Il Re si morde il labbro inferiore, pensando velocemente a come scoprire la verità, ma dopo pochi minuti un sospiro lo desta dai suoi ragionamenti.

-Papà- mormora Rose, spostando con lentezza il braccio sotto alla testa e stringendosi la mano libera al bordo della maglia leggera che indossa. -Papà, non voglio dormire, smettila- borbotta ancora, mentre le sue sopracciglia fini si aggrottano e assume un’aria imbronciata che la fa davvero sembrare una bambina piccola.

Thranduil si sente colmare da una dolcezza calda, avvolgente e si decide a porre fine alla sofferenza di Rose, allungando le braccia e passandole sotto al suo corpo addormentato. Appena irrigidisce i muscoli, alzandosi in piedi senza fatica, lei gli si avvicina inconsciamente, aggrappandosi alle sue braccia chiare.
Il sovrano di Bosco Atro sente una fitta di rimorso per non essersi messo qualcosa addosso. La sua pelle è a contatto con quella della ragazza e sentire la morbidezza dei suoi capelli neri non lo aiuta affatto a rimanere lucido. Colpa anche della stanchezza, ovviamente.
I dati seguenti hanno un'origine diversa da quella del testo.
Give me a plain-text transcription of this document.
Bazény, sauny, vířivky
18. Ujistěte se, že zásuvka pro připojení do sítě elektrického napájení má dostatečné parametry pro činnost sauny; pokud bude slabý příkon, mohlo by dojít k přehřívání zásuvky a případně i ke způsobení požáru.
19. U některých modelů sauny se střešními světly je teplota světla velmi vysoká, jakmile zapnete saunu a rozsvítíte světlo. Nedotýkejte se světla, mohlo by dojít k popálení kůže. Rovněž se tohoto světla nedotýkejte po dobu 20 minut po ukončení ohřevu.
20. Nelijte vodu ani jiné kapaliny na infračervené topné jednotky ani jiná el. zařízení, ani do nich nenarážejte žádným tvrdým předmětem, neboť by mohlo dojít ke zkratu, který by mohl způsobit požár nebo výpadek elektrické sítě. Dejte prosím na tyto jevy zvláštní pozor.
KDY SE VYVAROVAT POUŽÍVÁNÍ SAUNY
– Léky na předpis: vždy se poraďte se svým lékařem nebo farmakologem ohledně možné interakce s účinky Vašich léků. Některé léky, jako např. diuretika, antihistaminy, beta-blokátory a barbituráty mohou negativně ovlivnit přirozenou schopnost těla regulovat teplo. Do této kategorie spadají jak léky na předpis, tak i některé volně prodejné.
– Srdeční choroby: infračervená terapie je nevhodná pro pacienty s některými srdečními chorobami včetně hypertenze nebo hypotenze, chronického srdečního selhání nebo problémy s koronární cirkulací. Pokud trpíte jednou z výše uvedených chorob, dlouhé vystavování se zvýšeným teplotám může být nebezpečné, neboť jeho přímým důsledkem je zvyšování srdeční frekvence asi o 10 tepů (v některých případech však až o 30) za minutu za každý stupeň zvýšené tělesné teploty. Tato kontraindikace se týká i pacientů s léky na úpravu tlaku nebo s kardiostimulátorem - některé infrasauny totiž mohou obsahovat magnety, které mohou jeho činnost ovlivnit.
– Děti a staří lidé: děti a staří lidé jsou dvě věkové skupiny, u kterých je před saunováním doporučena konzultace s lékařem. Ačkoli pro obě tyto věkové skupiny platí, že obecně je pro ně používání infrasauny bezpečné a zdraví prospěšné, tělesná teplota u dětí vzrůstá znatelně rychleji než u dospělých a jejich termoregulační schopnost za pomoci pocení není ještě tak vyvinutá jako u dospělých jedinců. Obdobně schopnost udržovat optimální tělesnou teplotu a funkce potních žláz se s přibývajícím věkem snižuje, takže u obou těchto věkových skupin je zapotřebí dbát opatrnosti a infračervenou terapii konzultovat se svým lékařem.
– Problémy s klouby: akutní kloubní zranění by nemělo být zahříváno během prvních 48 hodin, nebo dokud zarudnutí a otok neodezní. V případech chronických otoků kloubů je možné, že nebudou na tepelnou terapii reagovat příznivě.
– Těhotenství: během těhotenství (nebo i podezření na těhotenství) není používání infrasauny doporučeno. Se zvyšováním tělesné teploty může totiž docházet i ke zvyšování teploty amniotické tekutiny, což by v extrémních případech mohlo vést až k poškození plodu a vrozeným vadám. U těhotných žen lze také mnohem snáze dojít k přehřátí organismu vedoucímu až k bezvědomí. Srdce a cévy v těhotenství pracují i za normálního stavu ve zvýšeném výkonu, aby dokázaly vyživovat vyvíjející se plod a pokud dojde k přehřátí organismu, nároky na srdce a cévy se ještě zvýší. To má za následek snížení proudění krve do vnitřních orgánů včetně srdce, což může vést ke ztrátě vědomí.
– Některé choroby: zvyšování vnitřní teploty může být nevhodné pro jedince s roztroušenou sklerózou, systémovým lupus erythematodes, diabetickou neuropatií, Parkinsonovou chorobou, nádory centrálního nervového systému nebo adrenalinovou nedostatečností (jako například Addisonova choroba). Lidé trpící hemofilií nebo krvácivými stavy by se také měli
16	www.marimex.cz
Con un sospiro Thranduil si avvicina al letto e depone quel corpo caldo e ignaro di tutto ciò che gli passa nella testa tra le coperte morbide, blu.

Con un sospiro lei si volta subito sul fianco, rivolta verso di lui. Il Re si immobilizza, osservando il volto sereno di Rose nella penombra. Le labbra di lei sono arricciate in un’ombra vaga di un sorriso e i suoi lineamenti sono rilassati. Per adagiarla sul letto si è inginocchiato sul tappeto prezioso, e ora le loro bocche sono a pochi centimetri di distanza. Gli occhi azzurri e intensi del sovrano di Bosco Atro studiano con calma le ciocche scure che ricadono sul cuscino in un intreccio complicato, e un’altra immagine si sovrappone alla scena che ha davanti. Chiude gli occhi per un’attimo, concentrandosi per qualche secondo sul ricordo lontano di Legolas quando, quand’era piccolo, lo osservava riposare, i lunghi capelli biondi sparsi dappertutto, le manine bianche che stringevano il cuscino o, più spesso, un lembo della tunica del padre quando lo cullava per tutta la notte.
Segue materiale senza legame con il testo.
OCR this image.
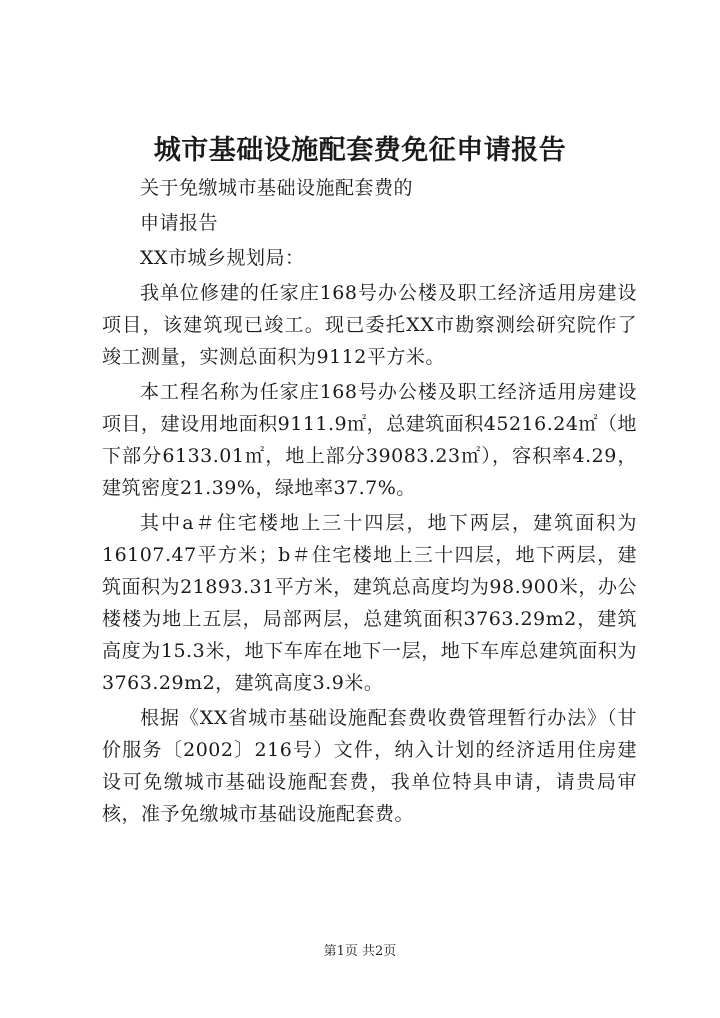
城市基础设施配套费免征申请报告

关于免缴城市基础设施配套费的

申请报告

XX市城乡规划局：

我单位修建的任家庄168号办公楼及职工经济适用房建设项目，该建筑现已竣工。现已委托XX市勘察测绘研究院作了竣工测量，实测总面积为9112平方米。

本工程名称为任家庄168号办公楼及职工经济适用房建设项目，建设用地面积9111.9㎡，总建筑面积45216.24㎡（地下部分6133.01㎡，地上部分39083.23㎡），容积率4.29，建筑密度21.39%，绿地率37.7%。

其中a＃住宅楼地上三十四层，地下两层，建筑面积为16107.47平方米；b＃住宅楼地上三十四层，地下两层，建筑面积为21893.31平方米，建筑总高度均为98.900米，办公楼楼为地上五层，局部两层，总建筑面积3763.29m2，建筑高度为15.3米，地下车库在地下一层，地下车库总建筑面积为3763.29m2，建筑高度3.9米。

根据《XX省城市基础设施配套费收费管理暂行办法》（甘价服务〔2002〕216号）文件，纳入计划的经济适用住房建设可免缴城市基础设施配套费，我单位特具申请，请贵局审核，准予免缴城市基础设施配套费。

第1页 共2页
E, mentre un intenso déjà-vù si fa largo nella sua mente, Thranduil si sente afferrare per la spalla. Solo che, al posto della tunica, ora c’è la sua pelle e al posto delle manine di Legolas c’è quella più grande ed esile della donna.
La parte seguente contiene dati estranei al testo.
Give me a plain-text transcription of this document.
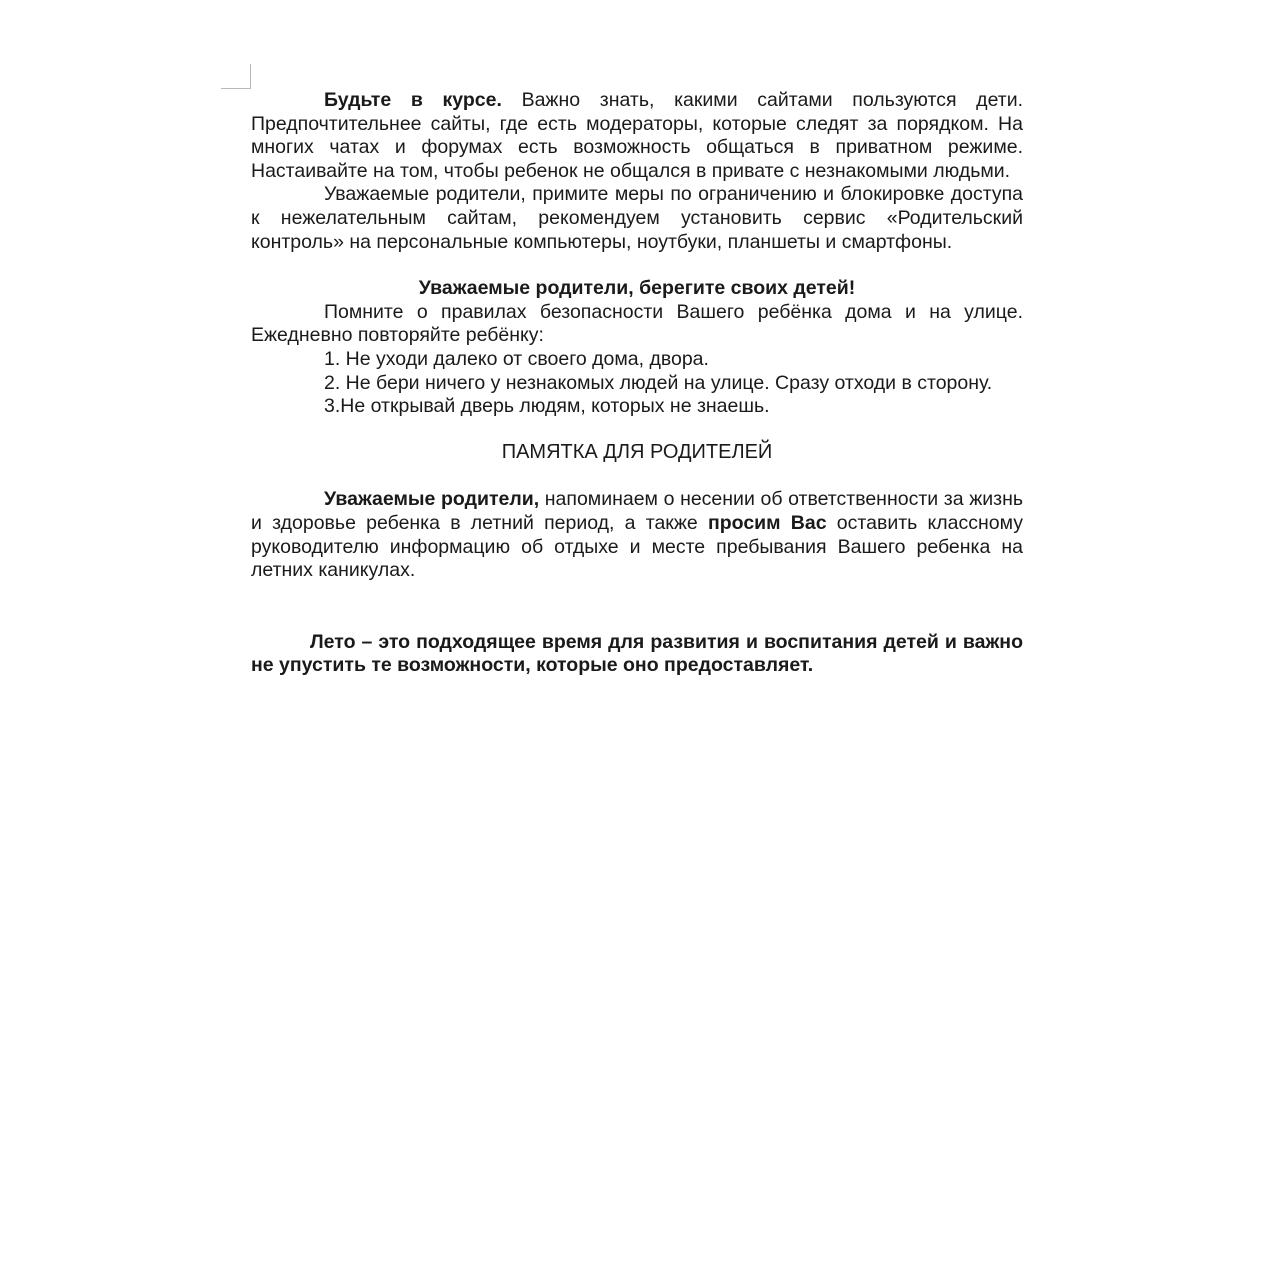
Будьте в курсе. Важно знать, какими сайтами пользуются дети. Предпочтительнее сайты, где есть модераторы, которые следят за порядком. На многих чатах и форумах есть возможность общаться в приватном режиме. Настаивайте на том, чтобы ребенок не общался в привате с незнакомыми людьми.

Уважаемые родители, примите меры по ограничению и блокировке доступа к нежелательным сайтам, рекомендуем установить сервис «Родительский контроль» на персональные компьютеры, ноутбуки, планшеты и смартфоны.

Уважаемые родители, берегите своих детей!

Помните о правилах безопасности Вашего ребёнка дома и на улице. Ежедневно повторяйте ребёнку:

1. Не уходи далеко от своего дома, двора.

2. Не бери ничего у незнакомых людей на улице. Сразу отходи в сторону.

3.Не открывай дверь людям, которых не знаешь.

ПАМЯТКА ДЛЯ РОДИТЕЛЕЙ

Уважаемые родители, напоминаем о несении об ответственности за жизнь и здоровье ребенка в летний период, а также просим Вас оставить классному руководителю информацию об отдыхе и месте пребывания Вашего ребенка на летних каникулах.

Лето – это подходящее время для развития и воспитания детей и важно не упустить те возможности, которые оно предоставляет.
Apre di scatto gli occhi, mentre un brivido gli percorre la schiena, e punta gli occhi sul volto di Rose.

-Stai qui- sussurra lei con voce assonnata, e Thranduil si sente gelare il sangue nelle vene. E’ sveglia? Com’è possibile?

-Papà, stai qui- ripete, e a quelle parole l’Elfo si sente sollevato, anche se una punta di malinconia gli opprime la mente senza motivo.

-Papà- chiama di nuovo Rose, avvertendo il braccio di Thranduil scivolare dalla propria presa.

Il sovrano si affretta ad accarezzarle la testa, incerto su come diamine comportarsi. Lei l’ha preso per il padre... e vede benissimo che sembra più tranquilla se la tocca. Così, maledicendosi in elfico in tutti i modi possibili, si inginocchia sul letto e scavalca il corpo di Rose, sdraiandosi dall’altra parte, con le guance rosate per l’irritazione di non riuscire ad andarsene. Sospirando lascia scivolare la mano giù, tracciando una linea invisibile lungo la pelle e i vestiti della ragazza finché le loro dita si incontrano.

-Sono qui, tesoro- mormora voltando il viso nella sua direzione, e a quelle parole vede chiaramente il corpo di Rose rilassarsi mentre, nel sonno, lei stringe le sue dita.

Il Re chiude gli occhi e spera che la mattina dopo si svegli prima di lei, prima di sprofondare nel dormiveglia.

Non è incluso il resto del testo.